For computing them I used ARPACK (IRLM), so I expect the results to be considerably accurate in double precision. Here's a plot of the characteristic valuation (log2, just quick and dirty) after the first 2 iterations (which both yielded 2 clusters of roughly 36 nodes each) – the core seems to be too dense.
I thought about at least buying Fan Chung's more recent book on spectral clustering (spectral clustering), since I liked reading through the previous work (at least the first two chapters). They were dry to the bone, but nevertheless quite informative.
Best Answer
AIC and BIC are used for constraining the complexity of a range of models competing to explain the same data. Following on the heels of results in complexity theory and machine learning, there is reason to believe that in some scenarios, using these proxies for complexity gives useful info about the model that explains the data best while having the smallest generalization error.
In this case, you would first need to propose some model that produces the graph spectra you are seeing. You could postulate some different components that produce the graph you see, such as a mixture model.
For example, if you were working with the common telephone data set from Belgium (where there is a trivial cut to make between those who speak French and those who speak Dutch), you would need to postulate the mechanism (language preference correlated to region or something) that actually causes the two different segments of the graph.
Then, once you have a model, you would use AIC or BIC as a means for optimizing the parameter choices for fitting that model with your observed graph data. If the number of different causal clusters is something you include in the model, then it's something your optimization routine will spit back out under AIC or BIC constraints.

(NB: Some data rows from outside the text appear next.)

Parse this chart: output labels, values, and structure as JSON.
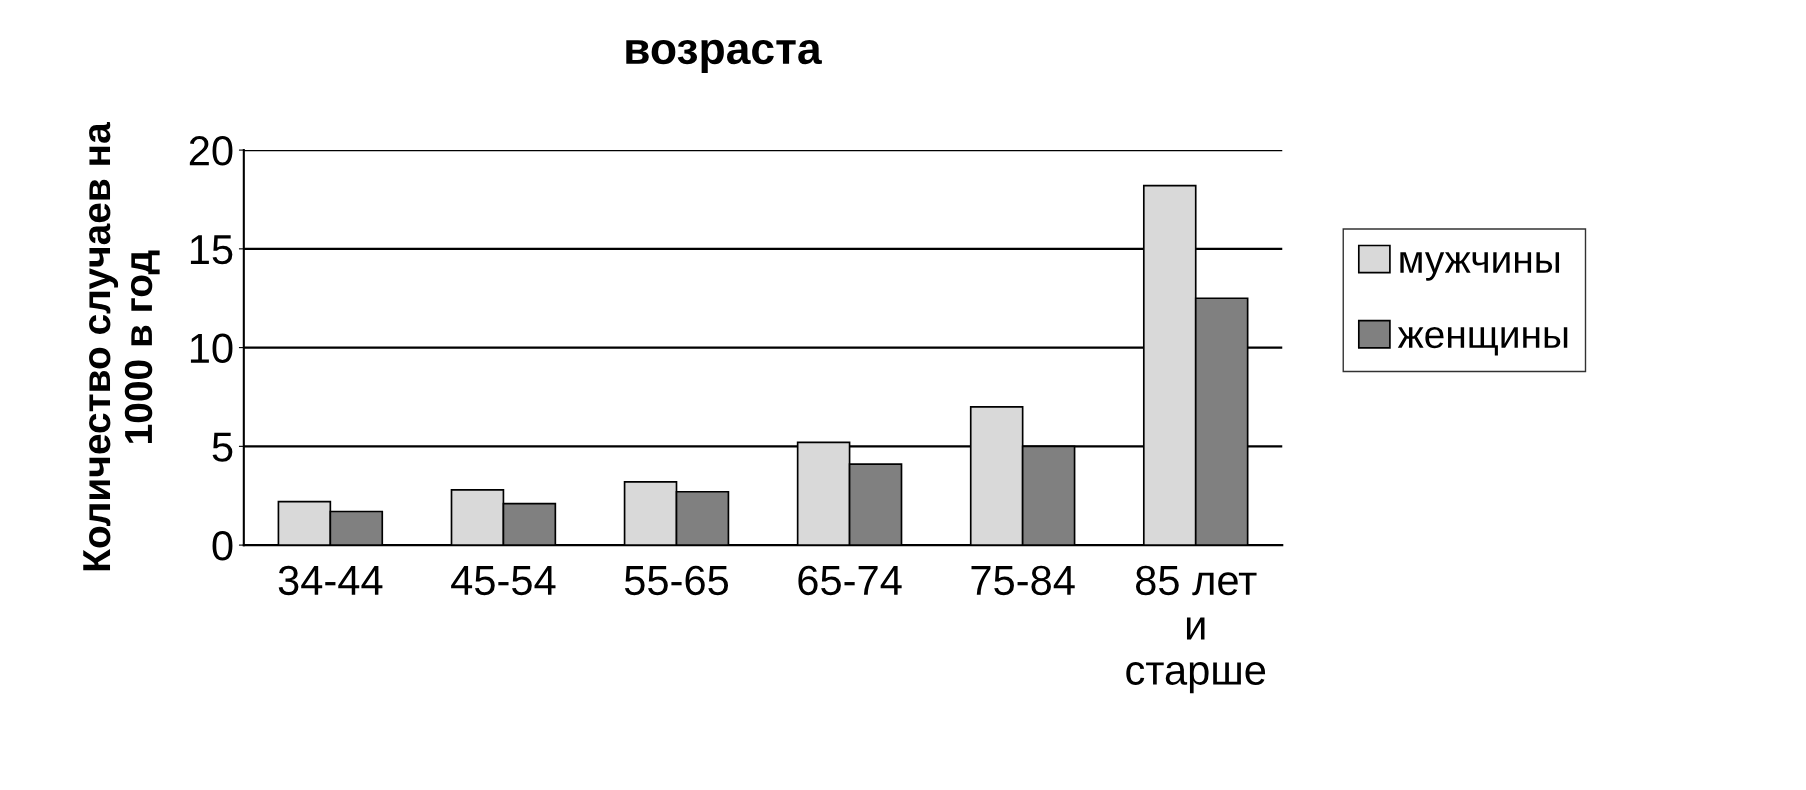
{
  "chart_data": {
    "type": "bar",
    "title": "возраста",
    "ylabel": "Количество случаев на\n1000 в год",
    "categories": [
      "34-44",
      "45-54",
      "55-65",
      "65-74",
      "75-84",
      "85 лет\nи\nстарше"
    ],
    "series": [
      {
        "name": "мужчины",
        "color": "#d9d9d9",
        "values": [
          2.2,
          2.8,
          3.2,
          5.2,
          7.0,
          18.2
        ]
      },
      {
        "name": "женщины",
        "color": "#808080",
        "values": [
          1.7,
          2.1,
          2.7,
          4.1,
          5.0,
          12.5
        ]
      }
    ],
    "ylim": [
      0,
      20
    ],
    "yticks": [
      0,
      5,
      10,
      15,
      20
    ],
    "grid": "y",
    "legend": "right"
  }
}
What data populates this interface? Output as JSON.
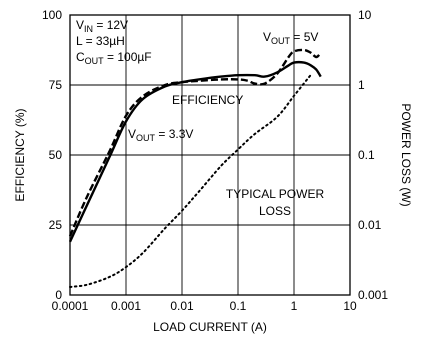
{
  "chart_data": {
    "type": "line",
    "x_scale": "log",
    "xlabel": "LOAD CURRENT (A)",
    "ylabel_left": "EFFICIENCY (%)",
    "ylabel_right": "POWER LOSS (W)",
    "xlim": [
      0.0001,
      10
    ],
    "ylim_left": [
      0,
      100
    ],
    "ylim_right": [
      0.001,
      10
    ],
    "y_right_scale": "log",
    "x_ticks": [
      "0.0001",
      "0.001",
      "0.01",
      "0.1",
      "1",
      "10"
    ],
    "y_left_ticks": [
      "0",
      "25",
      "50",
      "75",
      "100"
    ],
    "y_right_ticks": [
      "0.001",
      "0.01",
      "0.1",
      "1",
      "10"
    ],
    "grid": true,
    "conditions": [
      {
        "main": "V",
        "sub": "IN",
        "rest": " = 12V"
      },
      {
        "main": "L = 33µH",
        "sub": "",
        "rest": ""
      },
      {
        "main": "C",
        "sub": "OUT",
        "rest": " = 100µF"
      }
    ],
    "annotations": {
      "efficiency": "EFFICIENCY",
      "vout5": {
        "main": "V",
        "sub": "OUT",
        "rest": " = 5V"
      },
      "vout33": {
        "main": "V",
        "sub": "OUT",
        "rest": " = 3.3V"
      },
      "typical_loss_line1": "TYPICAL POWER",
      "typical_loss_line2": "LOSS"
    },
    "series": [
      {
        "style": "solid",
        "axis": "left",
        "x": [
          0.0001,
          0.0002,
          0.0005,
          0.001,
          0.002,
          0.005,
          0.01,
          0.02,
          0.05,
          0.1,
          0.2,
          0.3,
          0.5,
          0.8,
          1.0,
          1.5,
          2.0,
          2.5,
          3.0
        ],
        "y": [
          19,
          32,
          49,
          62,
          70,
          74.5,
          76,
          77,
          78,
          78.5,
          78.5,
          78,
          79.5,
          82,
          83,
          83,
          82,
          80.5,
          78
        ]
      },
      {
        "style": "dashed",
        "axis": "left",
        "x": [
          0.0001,
          0.0002,
          0.0005,
          0.001,
          0.002,
          0.005,
          0.01,
          0.02,
          0.05,
          0.1,
          0.15,
          0.2,
          0.3,
          0.5,
          0.8,
          1.0,
          1.5,
          2.0,
          2.5,
          3.0
        ],
        "y": [
          21,
          35,
          51,
          64,
          71,
          75,
          76,
          76.5,
          77,
          77,
          76.5,
          75.5,
          75.5,
          79,
          85,
          87,
          87.5,
          86.5,
          85,
          86.5
        ]
      },
      {
        "style": "dotted",
        "axis": "right",
        "x": [
          0.0001,
          0.0002,
          0.0005,
          0.001,
          0.002,
          0.005,
          0.01,
          0.02,
          0.05,
          0.1,
          0.2,
          0.5,
          1.0,
          2.0
        ],
        "y": [
          0.0013,
          0.0014,
          0.0018,
          0.0025,
          0.004,
          0.009,
          0.016,
          0.03,
          0.07,
          0.12,
          0.2,
          0.35,
          0.7,
          1.4
        ]
      }
    ]
  }
}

But it's not really the same thing as normalized cut, which does not exactly model anything about the graph. Normalized cut (and other spectral segmentation methods) proposes a cost function that may or may not be related to anything about your graph, and then makes cuts so as to minimize the cost.
If the cost functional used by the segmentation method does not meaningfully correspond to aspects of the data generating process that gives rise to your graph, then the segmentation performance can be arbitrarily bad. As you say, this is a reason why one-size-fits-all graph cutting procedures must be used delicately, with careful consideration of what the cost functional means for your data.
I have a few sources for this, and I'll come back and document it later this evening.